The fairest thing we can experience is the mysterious. It is the fundamental emotion which stands at the cradle of true art and true science. He who knows it not and can no longer wonder, no longer feel the amazement, is as good as dead, a snuffed out candle. —Albert Einstein.

A BROWN dwarf is a star which is not lit or is luminous but releases a lot of heat energy. It is not really a star, as I said it only generates a great deal of heat, but is not incandescent enough to light up as a star. Its gasses have not reached a stage where they will begin to be luminous by starting nuclear reaction in its core and other nearby regions. Nor it ever will.

As it begins to spew out heat, it will contract further, further increasing in heat, as the molecules and atoms become doubly agitated and the surrounding areas become hotter by that much. Funny, isn't it?

As heat is released, the size becomes smaller but the body becomes hotter! Not much smaller, though. A few centimetres in a million years could result in the size becoming smaller, and the body becoming hotter by the same, tiny proportion! Worked out on hundreds, or even thousands of millions of years, both factors can result into a significant difference. Naturally, such a star is a brown dwarf because it does not light up, and remains in the ‘cinder’ form. Remember too that such a body is yet in the process of formation, billions of years after coming into being!

In the case of Jupiter it is believed that had the planet been about 50 times bigger, it could have turned into a star. Think about it! Earth would have had two suns instead of one. It would have not known night anywhere! What chaos it would have caused! How it would cause complete disarray in the life forms as we know them. There would be nothing nocturnal.

It would be a strange sight besides. The two stars would have to be much farther apart than is the case now. Instead of the present five astronomical units (AUs) the Sun and Jupiter would have had to be much more than 200 AUs away from each other. May be as far away as 500 AUs. Even then they would be stealing matter from one another, burning up whatever came in between. And in broad day light too!

For one, the Solar System would cease to exist beyond Jupiter (which would be a star, as we have assumed to our peril) because all other gaseous planets would stand gobbled up by two suns forever present in our skies. Then again, there would be no inner planets either, for they would meet the same fate.

Talking about AUs I should have reminded you that an astronomical unit is the unit of distance, where one AU equals the average distance between Sun and Earth, or 93 million miles (150 million km). It is for the convenience of astronomers who end up dealing in large numbers.

So, we are better off with just one Sun rather than two, or worse still, three of them in our blue skies!

But for Jupiter to be 50 times bigger is beyond imagination. Maybe then it would have drifted away, or would have been ensnared by a passing star to become its companion. Maybe the Sun’s companion, you never know! (As discussed sometime back, some scientists think that the Sun has a brown companion star which encircles the Sun once in a million years or so. Nonsense! I refuse to submit to such conjectures).

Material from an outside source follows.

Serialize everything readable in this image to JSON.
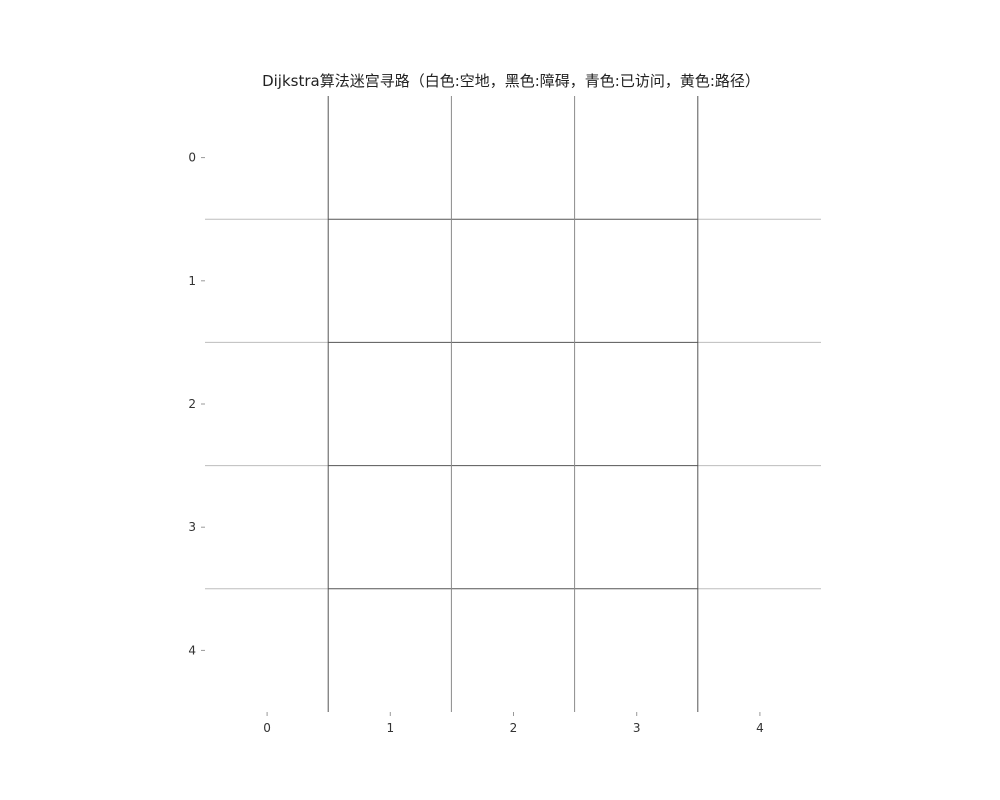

As you know, Jupiter occupies over 71 per cent mass of the Solar System. In simple terms, it means that the remainder 29 per cent or 30 per cent is engaged in the rest of the Solar System. Even if the whole lot is usurped by planet Jupiter, it will still fall way short of the quantity required by it to become a star. Hence no star business here!

We know and understand that much volume of gasses that belong to Jupiter and the remaining gas giants were obtained from rocky planets like, Mercury, Venus (which has its own thick envelope of gasses), Mars, Earth and Pluto. But we must also understand that a vast amount of gasses belong to these planets intrinsically. That is their very own property. Or, you can say that all of that is not stolen. For a near correct answer we will have to dig a little deeper.

We ought to know, and know well about the crust, mantle and the core of these planets and see what material is in abundance and what sort of influence it has on a particular body. I have already stated that the club of gaseous planets stole much of the gas that the small, rocky planets so painstakingly accumulated early in their infancy. In the end they were left bereft of any gas while planets Jupiter to Neptune took away whatever they could. As you well know, whoever wields the stick owns the buffalo!

The two factors which determine the nature of the planets are, one, their size and the consequent gravitational pull they manage to exert, and two, the matter of which the planets are made. The universe is overwhelmingly profuse with the elements, hydrogen and helium. All others, though important, are of secondary importance here. First, the result of their great mass is that besides being the big boy, the body is a bully too, and they can rob, borrow or steal at will, without impunity. The abundance of whichever material helps us understand the planet’s core, mantle and crust, which in turn help us in many ways in the understanding of the planet itself.